Why do you need data governance?

In recent years there is an avalanche of data coming into many companies and there is more to come. Big Data is getting bigger. Each individual company might consume raw data from different sources, in different formats, can be streaming or delayed, etc.

In many companies, the “anarchy” works up to some point and then things start hosing.

A lot of companies now realize that there is a real need for proper data governance and outlined processes. But sometimes it is not that easy to sort out what exactly the governance should look like in order for it to work and how to do that.

There are a lot of ambiguous schematic charts, about Data Governance, but there is a little explanation what is the whole point of all this.

To answer in simple terms WHY do you need data governance:

The data should be:

  • Easily findable
  • Easily accessible
  • High quality (Accurate, complete and consistent)
  • Easy to work with
  • Access secured
  • Regulations compliant
  • Archived when near-active
  • Properly discarded when obsolete

In addition:

  • There should be no operational friction

That’s pretty much it!

The trick is that everything should be working like a well-oiled machine: the data should be well mapped, there should be no unplanned systems outage because of mismanaged data and the process should be smooth and well documented.

Now how to achieve it?

Well 🙂 that is another story:

To design the whole process can take a while. Here are some steps to make it happen:

  • Metrics for measuring DG success should be identified (number of issues opened, closed, in progress, number of data fields standardized, + there is much more)
  • Data should be classified starting with business glossary (people have to be on the same page)
  • Data cleaning processes for quality should be outlined and checked for problems (initial system conversion, data consolidation, manual data entry, batch feeds, real time interfaces, others)
  • Data Connections specified, Master Data Management outlined
  • On the business side:

How the data is created, used, updated and when disposed – specified (policies for data retention, access, etc.) BI and DW components accounted for, etc.

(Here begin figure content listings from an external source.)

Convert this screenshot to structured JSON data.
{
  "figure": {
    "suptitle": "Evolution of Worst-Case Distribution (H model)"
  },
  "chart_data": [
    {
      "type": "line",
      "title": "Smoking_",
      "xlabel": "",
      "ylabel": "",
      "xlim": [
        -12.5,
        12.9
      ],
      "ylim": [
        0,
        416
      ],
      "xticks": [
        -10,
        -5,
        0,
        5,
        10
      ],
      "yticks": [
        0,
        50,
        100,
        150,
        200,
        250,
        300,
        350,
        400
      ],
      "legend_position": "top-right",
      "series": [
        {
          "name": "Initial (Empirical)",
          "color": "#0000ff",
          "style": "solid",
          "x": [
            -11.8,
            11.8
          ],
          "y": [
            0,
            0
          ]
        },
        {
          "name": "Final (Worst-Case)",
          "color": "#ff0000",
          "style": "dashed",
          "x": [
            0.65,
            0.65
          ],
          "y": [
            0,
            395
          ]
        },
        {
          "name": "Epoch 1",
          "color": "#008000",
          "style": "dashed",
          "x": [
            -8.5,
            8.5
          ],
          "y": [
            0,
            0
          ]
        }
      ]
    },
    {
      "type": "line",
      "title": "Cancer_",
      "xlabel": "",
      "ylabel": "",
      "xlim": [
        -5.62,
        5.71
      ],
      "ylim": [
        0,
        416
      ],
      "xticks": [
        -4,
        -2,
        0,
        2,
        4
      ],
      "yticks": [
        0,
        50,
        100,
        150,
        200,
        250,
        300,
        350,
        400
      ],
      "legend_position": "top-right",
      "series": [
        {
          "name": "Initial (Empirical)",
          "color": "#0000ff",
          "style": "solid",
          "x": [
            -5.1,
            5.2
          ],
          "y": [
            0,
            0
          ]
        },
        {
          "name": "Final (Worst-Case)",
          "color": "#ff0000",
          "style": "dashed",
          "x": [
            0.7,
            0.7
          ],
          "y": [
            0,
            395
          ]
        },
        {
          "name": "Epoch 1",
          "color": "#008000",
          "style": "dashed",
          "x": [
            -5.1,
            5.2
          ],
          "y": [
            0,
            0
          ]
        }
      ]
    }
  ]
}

  • On the IT side: How and where the data is maintained, stored, archived, disposed of – specified (functional flow diagrams with concept / logical  / physical architectures considering all IT and business aspects including policies, IT optimized methods, DB management, Security, etc.)
  • Who are the accountable parties
  • Who are decision makers
  • Who are data stewards
  • Communication protocol specified (meetings, emails, etc.)


Create a company Data Governance Workbook. Start small, with something simple (one project or initiative), keep the whole company in perspective. Develop a conceptual design, test it, modify if needed, implement it, monitor the success. Now you have a developed framework, work off the framework with another project.

Can be quite a long process but on the long run is definitely worth the money spent.

Good luck! 🙂